California Gov. Jerry Brown talks about new efforts to cope with climate change during a panel discussion at the 18th annual Milken Institute Global Conference in Beverly Hills, California, April 29, 2015. Getty Images

California Gov. Jerry Brown signed a climate change bill Wednesday intended to increase the state’s renewable-energy use and make buildings more energy-efficient, the Los Angeles Times reported. The legislation, put forth by Brown and Sen. Kevin de León, president pro tempore of the California State Senate, had been amended to eliminate a third component that would have required reduced gasoline use on California’s streets.

Under the new law, renewable sources such as solar and wind will be required to generate 50 percent of California’s electricity by 2030. This is a significant increase from the current target of 33 percent by 2020, and Brown said the new law will help the state lead a worldwide effort and improve the health of Californians.
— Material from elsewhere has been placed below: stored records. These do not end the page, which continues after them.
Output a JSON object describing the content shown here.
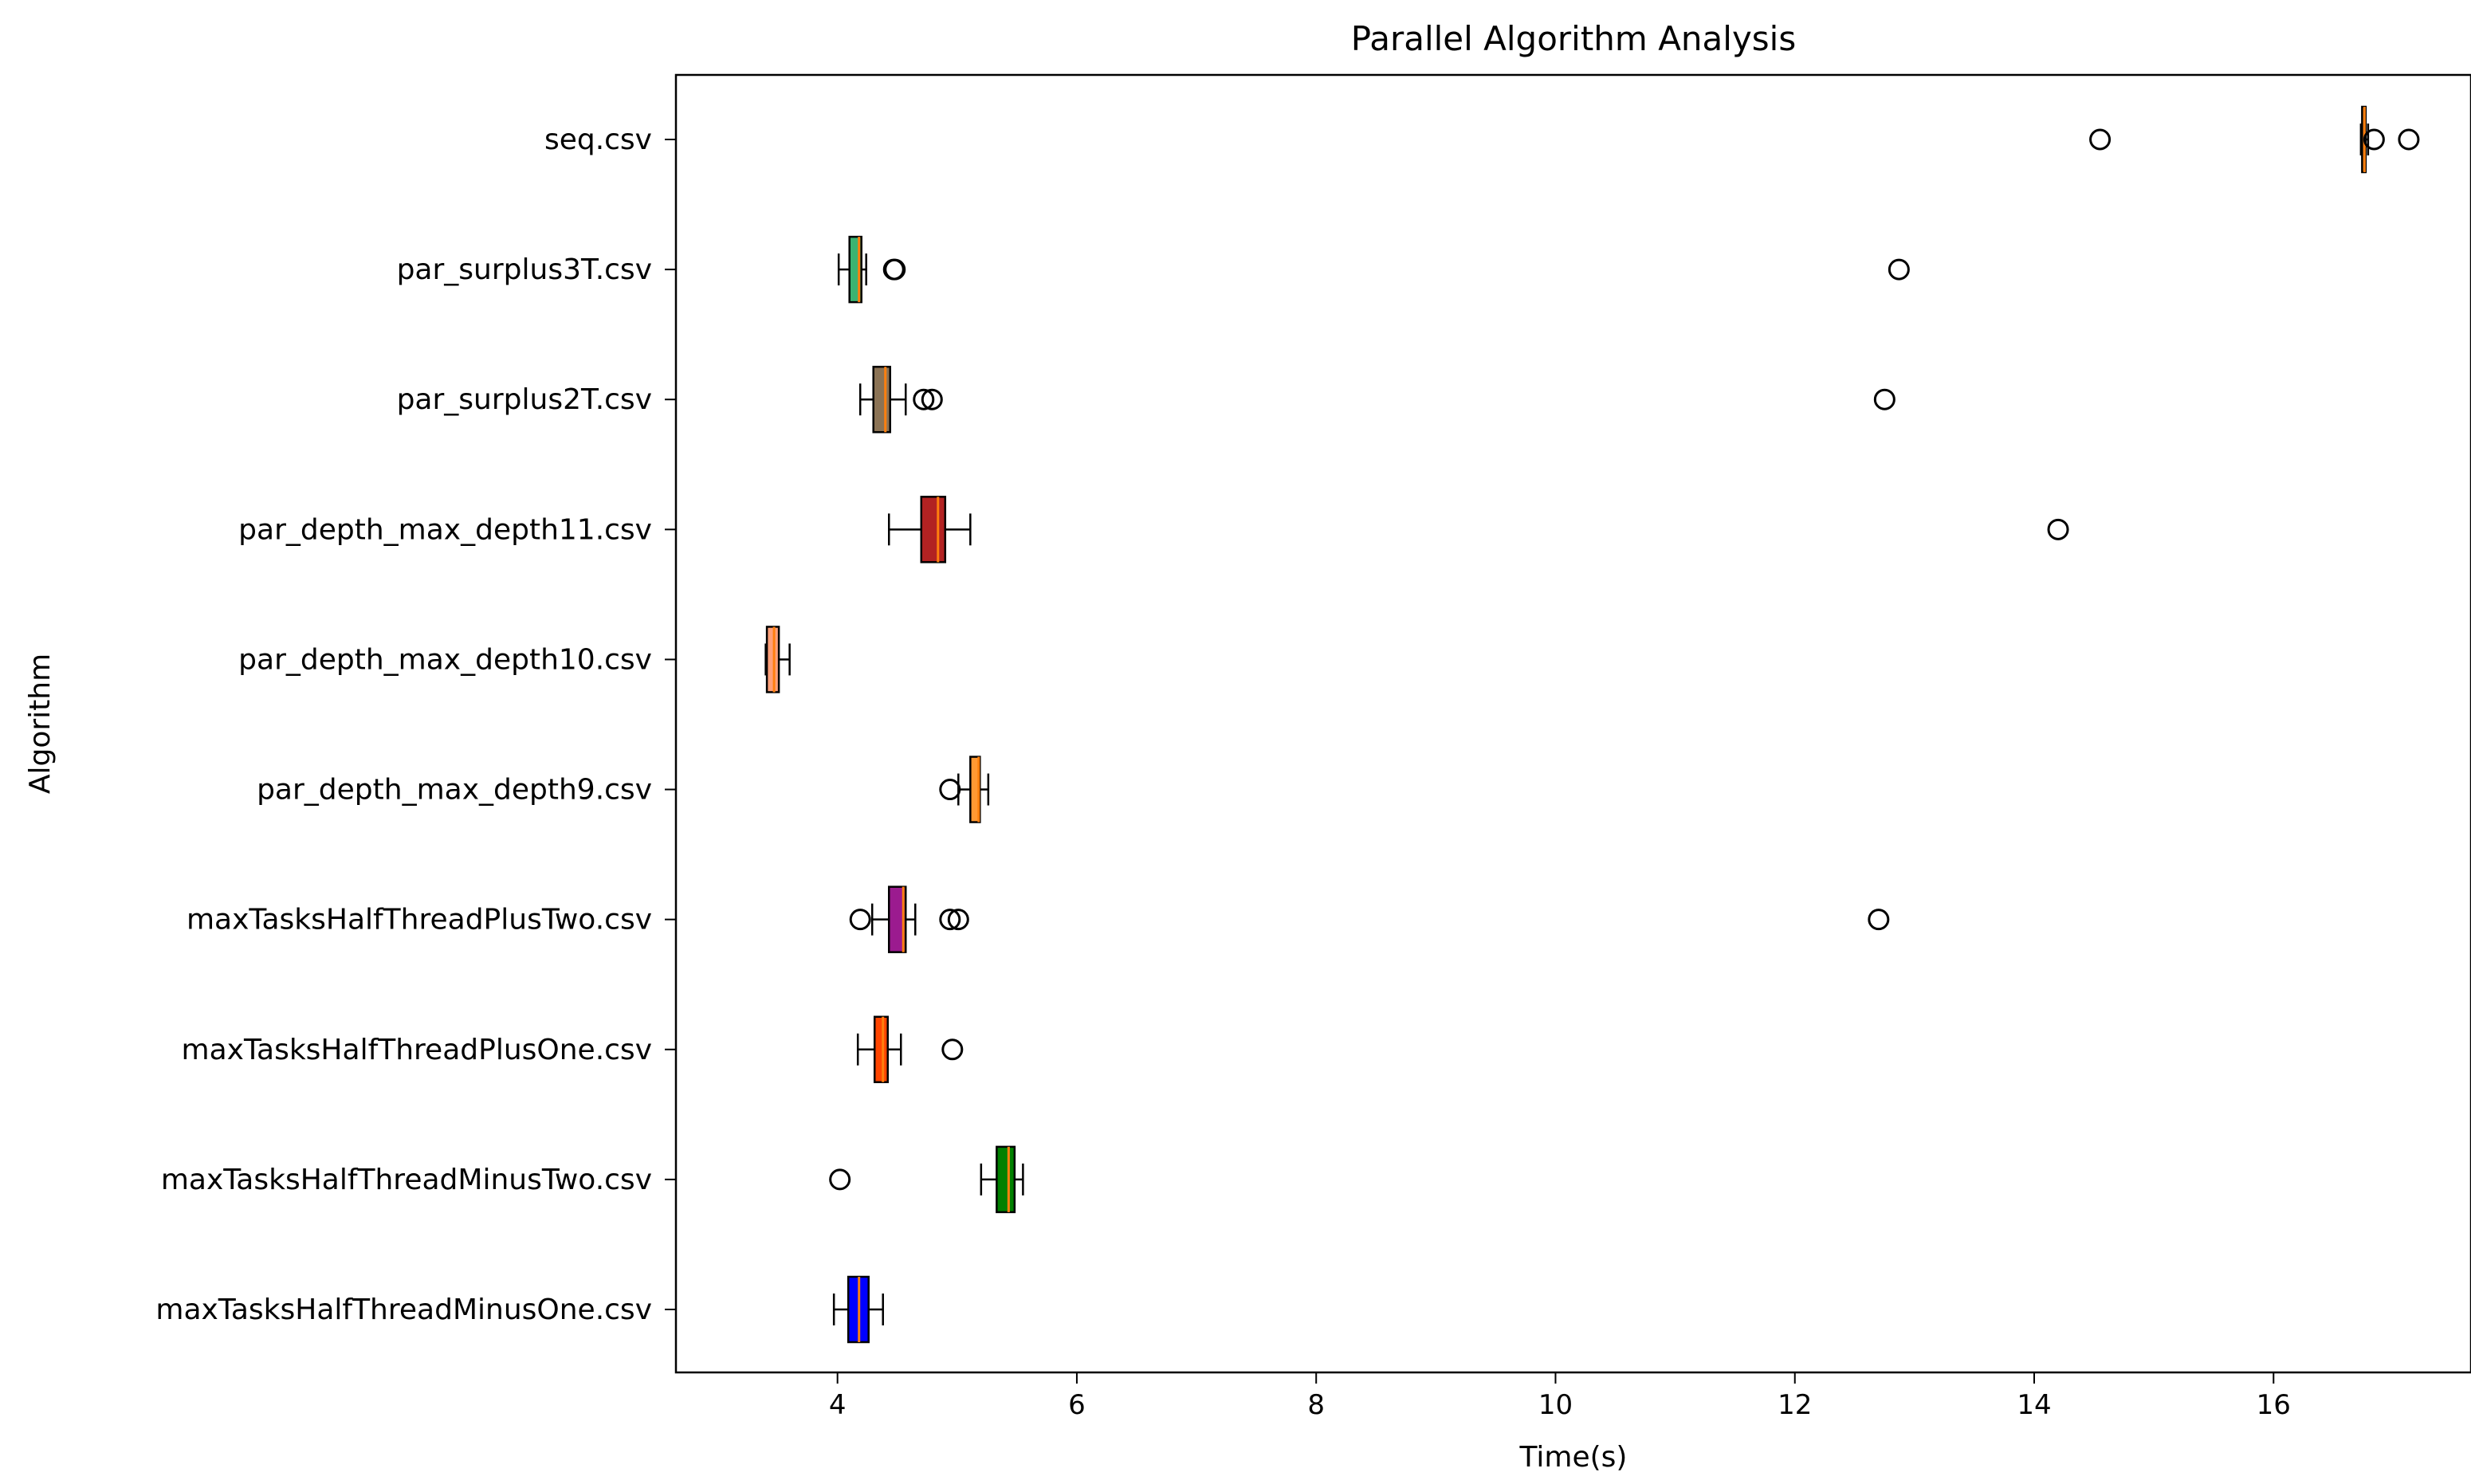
{
  "chart_data": {
    "type": "boxplot",
    "orientation": "horizontal",
    "title": "Parallel Algorithm Analysis",
    "xlabel": "Time(s)",
    "ylabel": "Algorithm",
    "xlim": [
      2.65,
      17.65
    ],
    "xticks": [
      4,
      6,
      8,
      10,
      12,
      14,
      16
    ],
    "grid": false,
    "legend": "none",
    "categories": [
      "maxTasksHalfThreadMinusOne.csv",
      "maxTasksHalfThreadMinusTwo.csv",
      "maxTasksHalfThreadPlusOne.csv",
      "maxTasksHalfThreadPlusTwo.csv",
      "par_depth_max_depth9.csv",
      "par_depth_max_depth10.csv",
      "par_depth_max_depth11.csv",
      "par_surplus2T.csv",
      "par_surplus3T.csv",
      "seq.csv"
    ],
    "boxes": [
      {
        "whislo": 3.97,
        "q1": 4.09,
        "med": 4.18,
        "q3": 4.26,
        "whishi": 4.38,
        "fliers": [],
        "color": "#0000ff"
      },
      {
        "whislo": 5.2,
        "q1": 5.33,
        "med": 5.43,
        "q3": 5.48,
        "whishi": 5.55,
        "fliers": [
          4.02
        ],
        "color": "#008000"
      },
      {
        "whislo": 4.17,
        "q1": 4.31,
        "med": 4.38,
        "q3": 4.42,
        "whishi": 4.53,
        "fliers": [
          4.96
        ],
        "color": "#ff4500"
      },
      {
        "whislo": 4.29,
        "q1": 4.43,
        "med": 4.55,
        "q3": 4.57,
        "whishi": 4.65,
        "fliers": [
          4.19,
          4.94,
          5.01,
          12.7
        ],
        "color": "#9b1b8f"
      },
      {
        "whislo": 5.01,
        "q1": 5.11,
        "med": 5.18,
        "q3": 5.19,
        "whishi": 5.26,
        "fliers": [
          4.94
        ],
        "color": "#ff9933"
      },
      {
        "whislo": 3.4,
        "q1": 3.41,
        "med": 3.47,
        "q3": 3.51,
        "whishi": 3.6,
        "fliers": [],
        "color": "#ffa07a"
      },
      {
        "whislo": 4.43,
        "q1": 4.7,
        "med": 4.84,
        "q3": 4.9,
        "whishi": 5.11,
        "fliers": [
          14.2
        ],
        "color": "#b22222"
      },
      {
        "whislo": 4.19,
        "q1": 4.3,
        "med": 4.4,
        "q3": 4.44,
        "whishi": 4.57,
        "fliers": [
          4.72,
          4.79,
          12.75
        ],
        "color": "#8b7355"
      },
      {
        "whislo": 4.01,
        "q1": 4.1,
        "med": 4.18,
        "q3": 4.2,
        "whishi": 4.24,
        "fliers": [
          4.47,
          4.48,
          12.87
        ],
        "color": "#3cb371"
      },
      {
        "whislo": 16.73,
        "q1": 16.74,
        "med": 16.76,
        "q3": 16.77,
        "whishi": 16.79,
        "fliers": [
          14.55,
          16.84,
          17.13
        ],
        "color": "#ff9933"
      }
    ]
  }
}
“This is big,” Brown said, according to the Los Angeles Times. “It’s also big because it’s local in application.”

The law will also require the state's energy efficiency to double by 2030, which means existing buildings might need to install newer appliances or improve heating and air conditioning systems.
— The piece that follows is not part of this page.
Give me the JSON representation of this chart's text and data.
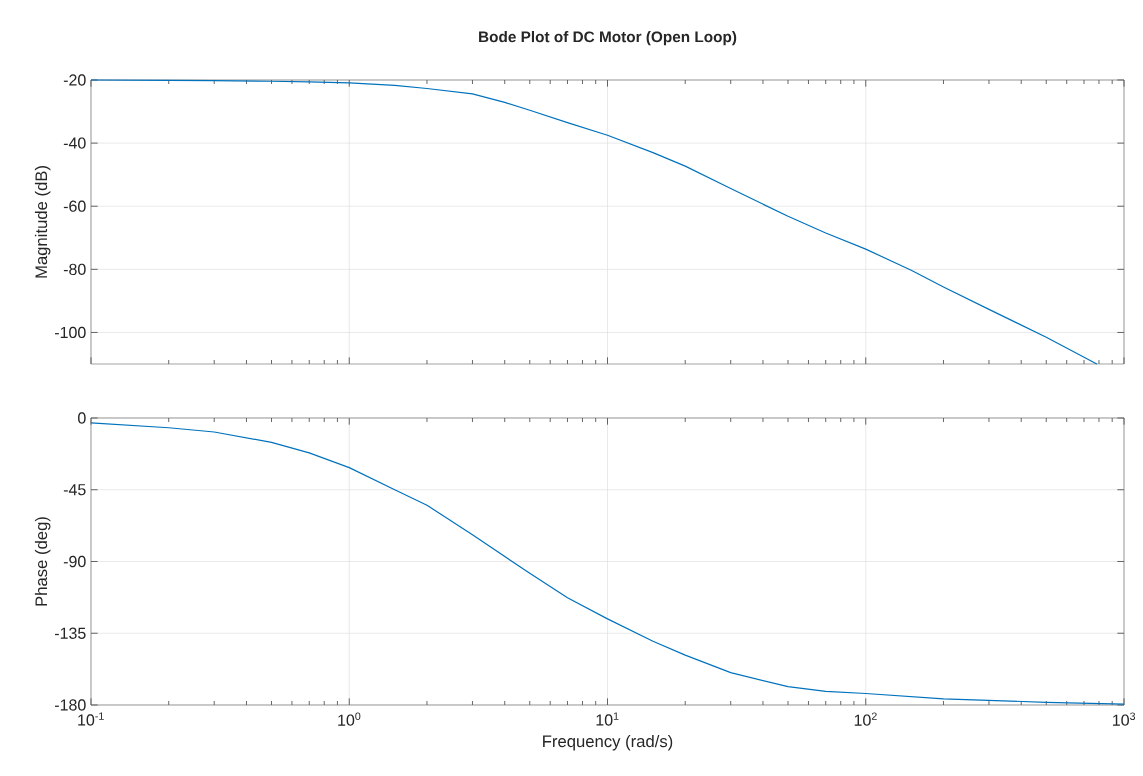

“What we’re trying to do is facilitate, where necessary, the marketplace for energy efficiency, for building upgrades, for remodels,” said Andrew McAllister, a commissioner at the California Energy Association, the Los Angeles Times reported.

After a tug-of-war with oil companies, though, Brown and de León lost on a component of the bill that attempted to cut petroleum use by half in the state, the Associated Press reported. Brown and Democratic leaders blamed the loss on a multimillion-dollar advertising campaign waged by oil companies.

The law is expected to spur development of more solar and wind power plants, but experts said that new challenges could arise. Since it is difficult to predict where there will be sunshine and where it will be windy, Californians might need to invest in storage facilities and other initiatives to make sure electricity is available.